Let’s examine Doctor Care’s results in a bit finer detail.
But first – a bit more on Doctor Care
Doctor Care has expertise in providing digital healthcare and telehealth services to patients.
It has a network of insurers, healthcare providers and corporate customers designed to connect with patients.
The company has a market capitalisation of $279 million at the time of writing.
Doctor Care’s quarterly results
The company recorded unaudited revenue of $8.9 million this quarter, a 78% year-on-year increase.
It also delivered 89,400 consultations across the quarter, a healthy expansion of 69% from the year prior.
Doctor Care’s “recruitment drive” also added 71 new GPs to its platform, with a further 100 in the pipeline.
As a result of these additions, the company hopes to provide “up to 45,000 appointment capacity” per month by the end of Q3.
Diagnostic referral volumes were also up 34% from the previous quarter and broad strengths were underlined by “continued demand as the UK economy unlocks”.
While people entitled to use the company’s services remained flat from the previous quarter at 2.4 million, its “activated lives” — or people signing up for the service — grew 12.7% quarter-on-quarter and 90% from the year prior.
With respect to guidance, Doctor Care reinstated its FY21 estimates of “revenue growth of at least 100% above FY 2020”.
For reference, Doctor Care recognised revenue of $11.6 million for the FY 2020 and made a loss of $31.3 million.
Commenting on the performance this quarter, Doctor Care CEO Dr Bayju Thakar stated:
Our outlook for 2021 remains positive following a robust performance in a quarter during which patient demand has continued to grow rapidly… Nevertheless, this has been a quarter of significant challenges as a result of the demand on GPs to deliver the national vaccination programme.
The company’s chair Jonathan Baines added:
The UK primary health care system will continue to remain under extreme pressure, contributing to significantly increased demand for our service as demonstrated by the growth in activated lives and record number of daily consultations this quarter.
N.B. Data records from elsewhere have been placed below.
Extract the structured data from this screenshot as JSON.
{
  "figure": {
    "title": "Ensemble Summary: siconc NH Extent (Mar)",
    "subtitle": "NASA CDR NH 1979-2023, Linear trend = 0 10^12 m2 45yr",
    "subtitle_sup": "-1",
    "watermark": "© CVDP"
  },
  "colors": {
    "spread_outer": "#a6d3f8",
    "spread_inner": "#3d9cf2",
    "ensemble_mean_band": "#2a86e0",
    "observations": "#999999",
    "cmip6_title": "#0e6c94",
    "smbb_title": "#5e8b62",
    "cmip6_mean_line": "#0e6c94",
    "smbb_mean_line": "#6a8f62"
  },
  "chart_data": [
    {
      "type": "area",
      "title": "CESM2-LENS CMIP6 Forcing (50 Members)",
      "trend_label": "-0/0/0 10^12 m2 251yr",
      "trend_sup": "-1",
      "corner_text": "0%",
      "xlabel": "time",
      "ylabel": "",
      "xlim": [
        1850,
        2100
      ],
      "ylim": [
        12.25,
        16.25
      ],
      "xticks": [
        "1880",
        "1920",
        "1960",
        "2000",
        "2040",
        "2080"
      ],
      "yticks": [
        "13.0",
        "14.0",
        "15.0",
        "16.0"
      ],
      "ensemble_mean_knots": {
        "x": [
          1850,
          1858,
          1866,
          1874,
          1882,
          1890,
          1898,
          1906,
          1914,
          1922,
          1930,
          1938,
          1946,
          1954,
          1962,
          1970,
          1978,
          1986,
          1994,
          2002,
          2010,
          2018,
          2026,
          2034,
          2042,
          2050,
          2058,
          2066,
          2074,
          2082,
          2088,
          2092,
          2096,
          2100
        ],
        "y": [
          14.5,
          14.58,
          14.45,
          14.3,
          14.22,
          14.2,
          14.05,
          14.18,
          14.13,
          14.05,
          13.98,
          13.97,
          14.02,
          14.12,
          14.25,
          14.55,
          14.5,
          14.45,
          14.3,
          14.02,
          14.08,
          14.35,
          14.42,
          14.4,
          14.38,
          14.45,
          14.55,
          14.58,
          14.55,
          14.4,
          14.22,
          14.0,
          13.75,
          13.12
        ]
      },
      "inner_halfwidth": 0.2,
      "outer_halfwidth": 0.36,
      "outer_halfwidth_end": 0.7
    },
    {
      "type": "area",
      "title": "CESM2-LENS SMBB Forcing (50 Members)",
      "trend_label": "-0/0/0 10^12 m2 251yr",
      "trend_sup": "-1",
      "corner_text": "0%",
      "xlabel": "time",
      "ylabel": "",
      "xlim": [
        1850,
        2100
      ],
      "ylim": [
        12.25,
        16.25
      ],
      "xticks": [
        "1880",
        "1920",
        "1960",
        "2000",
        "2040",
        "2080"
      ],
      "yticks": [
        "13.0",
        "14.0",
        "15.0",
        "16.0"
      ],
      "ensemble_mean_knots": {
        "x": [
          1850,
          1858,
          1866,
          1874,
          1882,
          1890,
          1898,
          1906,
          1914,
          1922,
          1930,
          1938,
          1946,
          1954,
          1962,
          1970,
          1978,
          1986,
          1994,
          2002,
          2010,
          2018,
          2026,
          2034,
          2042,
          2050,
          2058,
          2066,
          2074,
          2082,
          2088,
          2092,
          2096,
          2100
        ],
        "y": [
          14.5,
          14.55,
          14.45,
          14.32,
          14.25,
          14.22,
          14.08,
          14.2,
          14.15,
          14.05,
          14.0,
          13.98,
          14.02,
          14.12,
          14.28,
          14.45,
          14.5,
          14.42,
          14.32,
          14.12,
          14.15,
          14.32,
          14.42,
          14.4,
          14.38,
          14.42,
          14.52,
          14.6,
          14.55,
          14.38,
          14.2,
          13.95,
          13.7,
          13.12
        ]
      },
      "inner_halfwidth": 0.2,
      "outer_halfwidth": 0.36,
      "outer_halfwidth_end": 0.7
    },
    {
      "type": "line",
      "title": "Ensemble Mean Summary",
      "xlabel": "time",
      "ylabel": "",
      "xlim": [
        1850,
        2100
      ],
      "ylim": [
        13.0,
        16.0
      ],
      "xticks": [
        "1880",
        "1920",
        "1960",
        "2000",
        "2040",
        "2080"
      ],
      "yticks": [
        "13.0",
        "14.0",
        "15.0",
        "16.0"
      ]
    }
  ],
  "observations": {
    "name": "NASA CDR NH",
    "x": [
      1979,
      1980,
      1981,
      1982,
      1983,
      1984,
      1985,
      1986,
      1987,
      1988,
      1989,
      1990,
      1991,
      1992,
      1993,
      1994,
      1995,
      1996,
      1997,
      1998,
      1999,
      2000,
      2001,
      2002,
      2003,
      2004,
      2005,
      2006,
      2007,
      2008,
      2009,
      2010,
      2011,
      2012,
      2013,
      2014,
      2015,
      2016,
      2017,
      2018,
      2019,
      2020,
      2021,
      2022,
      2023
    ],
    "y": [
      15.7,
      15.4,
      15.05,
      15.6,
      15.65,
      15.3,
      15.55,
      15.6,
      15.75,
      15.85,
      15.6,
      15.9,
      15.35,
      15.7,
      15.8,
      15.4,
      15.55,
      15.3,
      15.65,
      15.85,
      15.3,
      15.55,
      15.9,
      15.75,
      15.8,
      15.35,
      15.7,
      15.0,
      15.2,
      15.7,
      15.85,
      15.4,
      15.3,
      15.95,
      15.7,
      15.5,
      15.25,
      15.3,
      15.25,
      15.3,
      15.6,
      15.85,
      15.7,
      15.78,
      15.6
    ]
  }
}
We remain confident in our guidance for year on year revenue growth of at least 100% above FY 2020.
However, investors seem to view the results unfavourably and are selling Doctor Care shares in droves this morning.
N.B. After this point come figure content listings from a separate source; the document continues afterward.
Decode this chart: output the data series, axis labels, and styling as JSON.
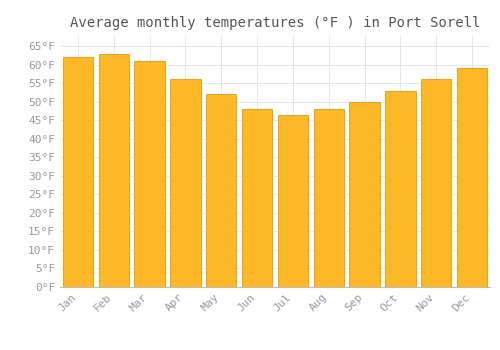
{
  "title": "Average monthly temperatures (°F ) in Port Sorell",
  "months": [
    "Jan",
    "Feb",
    "Mar",
    "Apr",
    "May",
    "Jun",
    "Jul",
    "Aug",
    "Sep",
    "Oct",
    "Nov",
    "Dec"
  ],
  "values": [
    62,
    63,
    61,
    56,
    52,
    48,
    46.5,
    48,
    50,
    53,
    56,
    59
  ],
  "bar_color": "#FDB827",
  "bar_edge_color": "#E89A00",
  "background_color": "#FFFFFF",
  "grid_color": "#DDDDDD",
  "ylim": [
    0,
    68
  ],
  "yticks": [
    0,
    5,
    10,
    15,
    20,
    25,
    30,
    35,
    40,
    45,
    50,
    55,
    60,
    65
  ],
  "title_fontsize": 10,
  "tick_fontsize": 8,
  "font_family": "monospace",
  "tick_color": "#999999",
  "title_color": "#555555"
}
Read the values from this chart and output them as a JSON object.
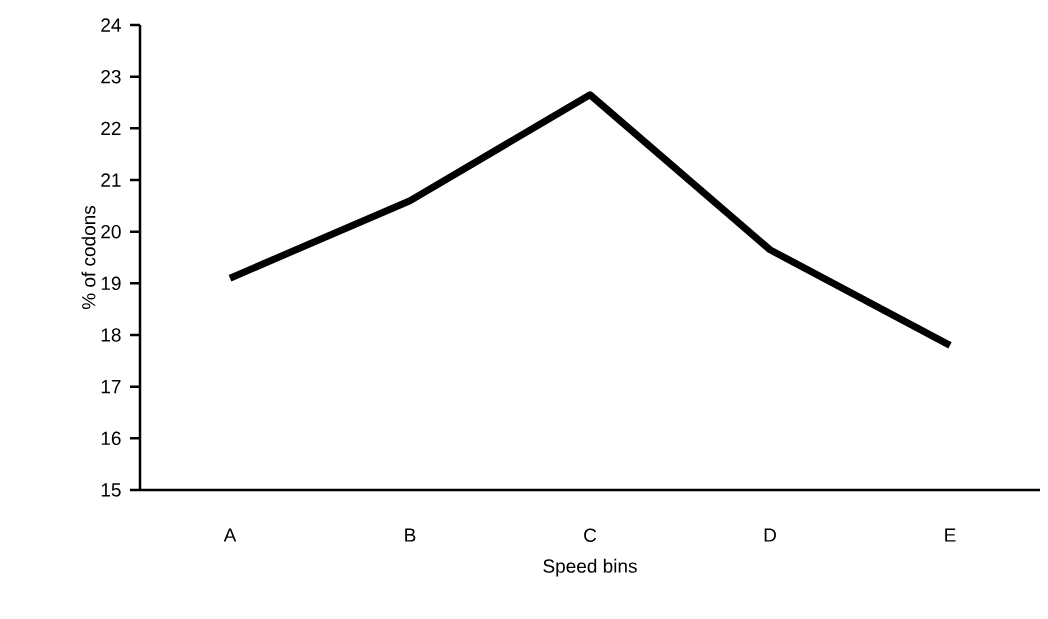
{
  "chart_data": {
    "type": "line",
    "xlabel": "Speed bins",
    "ylabel": "% of codons",
    "categories": [
      "A",
      "B",
      "C",
      "D",
      "E"
    ],
    "series": [
      {
        "color": "#000000",
        "values": [
          19.1,
          20.6,
          22.65,
          19.65,
          17.8
        ]
      }
    ],
    "ylim": [
      15,
      24
    ],
    "yticks": [
      15,
      16,
      17,
      18,
      19,
      20,
      21,
      22,
      23,
      24
    ],
    "grid": false,
    "marker": "none",
    "line_style": "solid"
  }
}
After earlier trading down ~11% on their opening price, Doctor Care shares are now changing hands for 80 cents, an 8.5% drop at the time of writing.
Doctor Care share price snapshot
The Doctor Care share price has posted a year to date loss of almost 34%, extending the previous 12 months’ loss of close to 15%.
These returns have lagged the S&P/ASX 200 Index (ASX: XJO)’s return of ~23% over the previous year.